As Dan O’Brien points out, the 12.5% corporate tax rate is “important for Ireland’s economic model” and helped to transform “a country of poor farmers into a wealthy knowledge economy.” This low tax rate is responsible for growing Ireland’s economy an astounding 26% in 2015, when the country would have experienced a modest 3% domestic GDP growth rate otherwise. The corporate tax rate has attracted multinationals from around the world who “provide a fifth of private-sector jobs” and “produce 14% of tax revenues, well above the OECD average of 8%.” This is in comparison to larger EU economies such as Germany, France, and Italy which all feature corporate tax rates of nearly 30% or higher, or the US corporate tax rate of 40%. This niche economic model has allowed corporations to claim their headquarters in Ireland and take advantage of lower taxes. As a result, larger EU economies look less attractive by comparison and it makes sense why the EU would come after Ireland – and why Ireland would fervently “pursue it through the courts to the bitter end.”

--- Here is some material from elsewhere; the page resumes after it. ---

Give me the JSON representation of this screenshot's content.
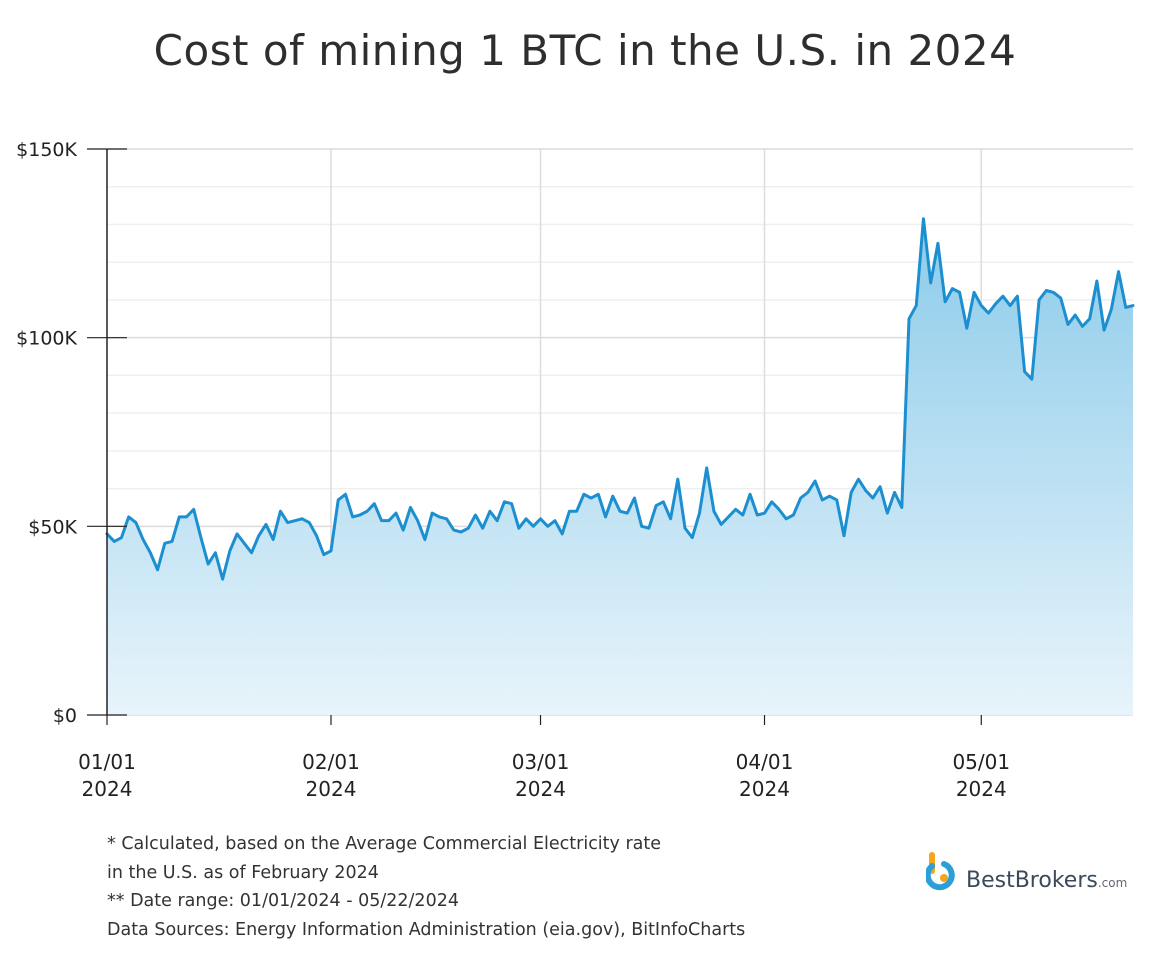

The EU is not the only one that seems to be coming after Ireland for its fiscal policy choice. Hillary Clinton criticized the merger of US-based Johnson Controls and Cork-based Tyco International, calling the move a “perversion” during her campaign in February. Clinton and other politicians have frequently criticized corporations for “tax dodging” by incorporating in tax-havens such as Ireland and the Cayman Islands. The flight of corporate profits from the US to overseas locations has fueled the criticism of US tax rates as well, and has led to the current conversation over the GOP Tax Reform plan under President Trump, which may see the US corporate tax rate cut in half – or more.
While the rest of the world maneuvers to make their economies competitive relative to Ireland, the country should continue to fight the EU’s ruling and continue to maintain this aspect of their fiscal policy. The corporate tax rate has been an incredible leap forward for their economy, and has helped to push Ireland to the forefront of global commerce. While the US and others may slash their tax rates to remain competitive, and the EU may continue to badger Ireland over collection of supposed back taxes, Ireland should continue to maintain the status quo as it has done wonders for the Celtic Tiger – a term given to Ireland’s economy following its rapid growth in the 1990s and early 2000s as a result of heightened foreign direct investment. It’s important to note that Ireland is not the only country with a comparatively low corporate tax rate – countries such as Cyprus, Bulgaria, and Lithuania feature similarly low tax rates. What makes Ireland different is the combination of the corporate tax rate in conjunction with a relatively well-educated population whose national language is English, and who is geographically both isolated from the rest of the EU and close enough to act as a hub for travel across the continent. The move will continue to draw criticism from larger economies but this corporate tax rate is Ireland’s method at attracting international investment and drawing the attention of businesses globally. At the end of the day, Ireland cannot be faulted for taking dramatic measures to make their economy more attractive.